Il valore più alto registrato dal TUR è stato quello fissato l’11 ottobre 2000, rimasto in vigore fino al 14 maggio dell’anno successivo: 4,75%. Il tasso di riferimento più basso, invece, è quello attuale, fissato dalla BCE il 4 settembre 2014 all0 0,05%. Da 9 settembre a oggi, il tasso ha subito numerosi rimaneggiamenti al ribasso, raggiungendo il suo valore storico più basso.
Facendo un esempio pratico, che tutti conoscono, chi si sta informando per la stipula di un muto per acquistare casa, si trova sempre davanti al grande dilemma della tipologia di tasso da scegliere: fisso o variabile?
Prendendo in considerazione l’attuale situazione dei tassi e osservando il loro valore e il loro andamento,
in questo momento è da preferire in assoluto il tasso fisso. Perché?
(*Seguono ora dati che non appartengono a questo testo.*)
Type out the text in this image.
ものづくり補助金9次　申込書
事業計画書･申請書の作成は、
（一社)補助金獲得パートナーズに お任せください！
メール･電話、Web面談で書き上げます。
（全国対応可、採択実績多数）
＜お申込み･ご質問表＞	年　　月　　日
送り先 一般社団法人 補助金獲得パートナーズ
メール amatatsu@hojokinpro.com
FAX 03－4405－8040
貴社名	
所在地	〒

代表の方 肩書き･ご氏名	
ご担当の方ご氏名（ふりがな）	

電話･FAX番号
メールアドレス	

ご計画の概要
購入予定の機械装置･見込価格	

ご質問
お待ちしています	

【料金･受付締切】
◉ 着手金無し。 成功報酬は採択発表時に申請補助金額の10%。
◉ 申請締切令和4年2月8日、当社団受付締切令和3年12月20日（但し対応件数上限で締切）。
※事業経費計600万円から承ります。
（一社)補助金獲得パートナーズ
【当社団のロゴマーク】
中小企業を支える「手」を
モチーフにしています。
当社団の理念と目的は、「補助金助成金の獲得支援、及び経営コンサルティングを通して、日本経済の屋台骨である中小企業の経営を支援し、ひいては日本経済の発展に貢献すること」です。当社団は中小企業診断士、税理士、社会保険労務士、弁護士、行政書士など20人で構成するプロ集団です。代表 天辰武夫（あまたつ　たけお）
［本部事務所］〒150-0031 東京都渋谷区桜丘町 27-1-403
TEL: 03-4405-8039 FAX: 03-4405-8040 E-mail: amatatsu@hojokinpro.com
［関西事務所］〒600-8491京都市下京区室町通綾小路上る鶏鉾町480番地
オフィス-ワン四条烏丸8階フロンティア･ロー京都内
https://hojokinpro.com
La tendenza degli ultimi anni è sempre stata al ribasso, il TUR ha subito rimaneggiamenti continui e ha raggiunto il livello minimo storico: quante possibilità ci sono che i tassi possano continuare a scendere, ora che il tasso ufficiale di riferimento è a 0,05? Un ulteriore taglio porterebbe il costo del denaro a 0 e si profilerebbero delle situazioni insostenibili per le economie (oltre che per la banca centrale), quindi è statisticamente (e realmente) più probabile che con il prossimo intervento della Banca Centrale Europea il TUR venga rivisto al rialzo. si può quindi dire pacificamente che i mutui sono arrivati al loro punto più basso: non è prevedibile che possano scendere ulteriormente e, quindi, il tasso fisso darebbe la garanzia di bloccare il valore del tasso basandosi su quello attuale per tutta la durata del mutuo o del finanziamento e non potrebbero essere fatti interventi di adeguamento come, invece, accade con il tasso variabile.
L’opzione del mutuo a tasso variabile è stata la preferita degli italiani per molti anni, più o meno dal 2001 al 2005 e dal 2008 ad oggi, ossia quando la tendenza del TUR era al ribasso e gli adeguamenti semestrali o annuali erano di gran lunga convenienti.
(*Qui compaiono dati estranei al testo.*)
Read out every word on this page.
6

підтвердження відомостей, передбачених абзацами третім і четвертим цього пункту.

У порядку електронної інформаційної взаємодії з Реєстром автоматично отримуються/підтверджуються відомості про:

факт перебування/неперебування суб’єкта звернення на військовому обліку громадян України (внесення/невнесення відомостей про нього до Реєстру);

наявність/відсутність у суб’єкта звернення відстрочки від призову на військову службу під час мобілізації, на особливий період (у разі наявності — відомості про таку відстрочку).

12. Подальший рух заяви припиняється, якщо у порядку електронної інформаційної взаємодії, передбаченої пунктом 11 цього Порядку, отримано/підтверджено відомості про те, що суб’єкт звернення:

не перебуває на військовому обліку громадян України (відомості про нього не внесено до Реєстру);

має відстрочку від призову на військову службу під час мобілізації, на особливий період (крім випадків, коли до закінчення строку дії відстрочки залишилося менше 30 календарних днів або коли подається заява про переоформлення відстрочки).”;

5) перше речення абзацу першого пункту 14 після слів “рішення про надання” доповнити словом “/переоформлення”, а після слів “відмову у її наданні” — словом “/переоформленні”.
Il tasso fisso in quel periodo era sconveniente ma ha rappresentato un porto sicuro quando c’è stata la parentesi di risalita del costo del denaro: coloro che avevano ottenuto un piccolo risparmio sul costo del mutuo a tasso variabile nei mesi precedenti, hanno perso qualsiasi vantaggio con la risalita del TUR.
Tuttavia, esistono delle possibilità di surroga del mutuo per tutti coloro che hanno stipulato dei contratti a tasso fisso quanto il TUR era molto più elevato, usufruendo di un’agevolazione sul tasso sulla base del valore attuale.
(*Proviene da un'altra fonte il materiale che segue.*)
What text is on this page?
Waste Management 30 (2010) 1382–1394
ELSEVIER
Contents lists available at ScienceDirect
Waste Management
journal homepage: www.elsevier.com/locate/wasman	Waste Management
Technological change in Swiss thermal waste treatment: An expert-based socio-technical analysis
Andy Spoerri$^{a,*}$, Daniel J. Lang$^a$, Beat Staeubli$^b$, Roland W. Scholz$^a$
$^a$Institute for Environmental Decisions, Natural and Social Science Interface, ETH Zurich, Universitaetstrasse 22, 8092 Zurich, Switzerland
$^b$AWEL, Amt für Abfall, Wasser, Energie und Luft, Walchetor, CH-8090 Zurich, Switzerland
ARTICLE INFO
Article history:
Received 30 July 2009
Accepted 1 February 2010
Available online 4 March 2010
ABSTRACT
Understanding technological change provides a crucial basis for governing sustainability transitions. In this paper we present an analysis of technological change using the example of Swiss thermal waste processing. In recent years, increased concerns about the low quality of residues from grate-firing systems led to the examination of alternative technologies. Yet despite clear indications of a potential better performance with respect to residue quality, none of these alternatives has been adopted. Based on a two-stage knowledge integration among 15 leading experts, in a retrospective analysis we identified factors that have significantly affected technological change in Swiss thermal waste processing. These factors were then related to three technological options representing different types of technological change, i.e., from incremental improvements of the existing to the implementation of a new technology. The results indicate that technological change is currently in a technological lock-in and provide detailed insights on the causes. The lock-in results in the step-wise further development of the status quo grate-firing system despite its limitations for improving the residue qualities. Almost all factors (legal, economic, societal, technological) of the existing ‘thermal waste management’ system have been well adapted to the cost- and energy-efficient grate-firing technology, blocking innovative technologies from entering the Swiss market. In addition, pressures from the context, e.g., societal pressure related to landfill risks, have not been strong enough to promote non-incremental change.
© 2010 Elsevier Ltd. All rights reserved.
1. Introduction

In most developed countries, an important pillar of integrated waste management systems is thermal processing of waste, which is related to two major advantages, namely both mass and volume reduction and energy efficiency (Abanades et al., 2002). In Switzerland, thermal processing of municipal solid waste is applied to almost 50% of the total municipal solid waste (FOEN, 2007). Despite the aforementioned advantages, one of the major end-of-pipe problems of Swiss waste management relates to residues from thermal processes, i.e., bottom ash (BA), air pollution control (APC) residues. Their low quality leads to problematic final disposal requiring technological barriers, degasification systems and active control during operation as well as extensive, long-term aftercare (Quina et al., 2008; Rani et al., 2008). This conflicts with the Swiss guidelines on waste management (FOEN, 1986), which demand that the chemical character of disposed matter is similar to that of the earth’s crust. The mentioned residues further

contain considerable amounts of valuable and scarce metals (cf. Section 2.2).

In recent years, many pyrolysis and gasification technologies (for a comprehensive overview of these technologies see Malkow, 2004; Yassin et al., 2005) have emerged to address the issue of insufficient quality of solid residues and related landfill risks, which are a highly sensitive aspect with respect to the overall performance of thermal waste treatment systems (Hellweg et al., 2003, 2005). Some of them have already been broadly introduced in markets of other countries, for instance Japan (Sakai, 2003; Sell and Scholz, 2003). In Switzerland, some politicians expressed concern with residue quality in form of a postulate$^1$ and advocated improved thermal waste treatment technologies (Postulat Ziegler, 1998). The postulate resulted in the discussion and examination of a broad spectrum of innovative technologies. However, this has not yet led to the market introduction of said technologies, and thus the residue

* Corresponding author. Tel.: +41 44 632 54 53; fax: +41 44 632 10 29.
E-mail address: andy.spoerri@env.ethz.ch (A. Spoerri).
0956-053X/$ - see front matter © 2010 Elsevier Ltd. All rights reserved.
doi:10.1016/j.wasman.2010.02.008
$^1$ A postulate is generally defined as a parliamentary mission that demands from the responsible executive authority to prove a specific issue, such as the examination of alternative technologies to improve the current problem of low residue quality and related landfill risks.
Secondo alcune correnti, l’idea di base che la BCE possa arbitrariamente modificare il valore del TUR sarebbe non del tutto corretta, perché secondo una logica di libero mercato, dovrebbero essere gli scambi economici e finanziari a determinare il valore del tasso di riferimento e non il contrario. Quindi, a un aumento delle transazioni (riduzione dei risparmi) dovrebbe corrispondere un aumento del costo del denaro proporzionale e a una contrazione (aumento dei risparmi), dovrebbe corrispondere il taglio.
Ancora non si hanno notizie certe sulle prossime manovre della Banca Centrale Europea, nè in relazione alle modalità d’intervento né tanto meno in relazione ai tempi. gli economisti sono quasi tutti concordi che questo Tasso Ufficiale di Riferimento potrebbe perdurare ancora a lungo senza modifiche, in attesa che si raggiunga un equilibrio finanziario adeguato, ma non è escluso che tra poco la banca centrale intervenga per aumentare di qualche decimo di punto il TUR per forzare una ripresa del costo del denaro, cercando di stabilizzare la situazione su livelli maggiormente convenienti per le banche di riferimento.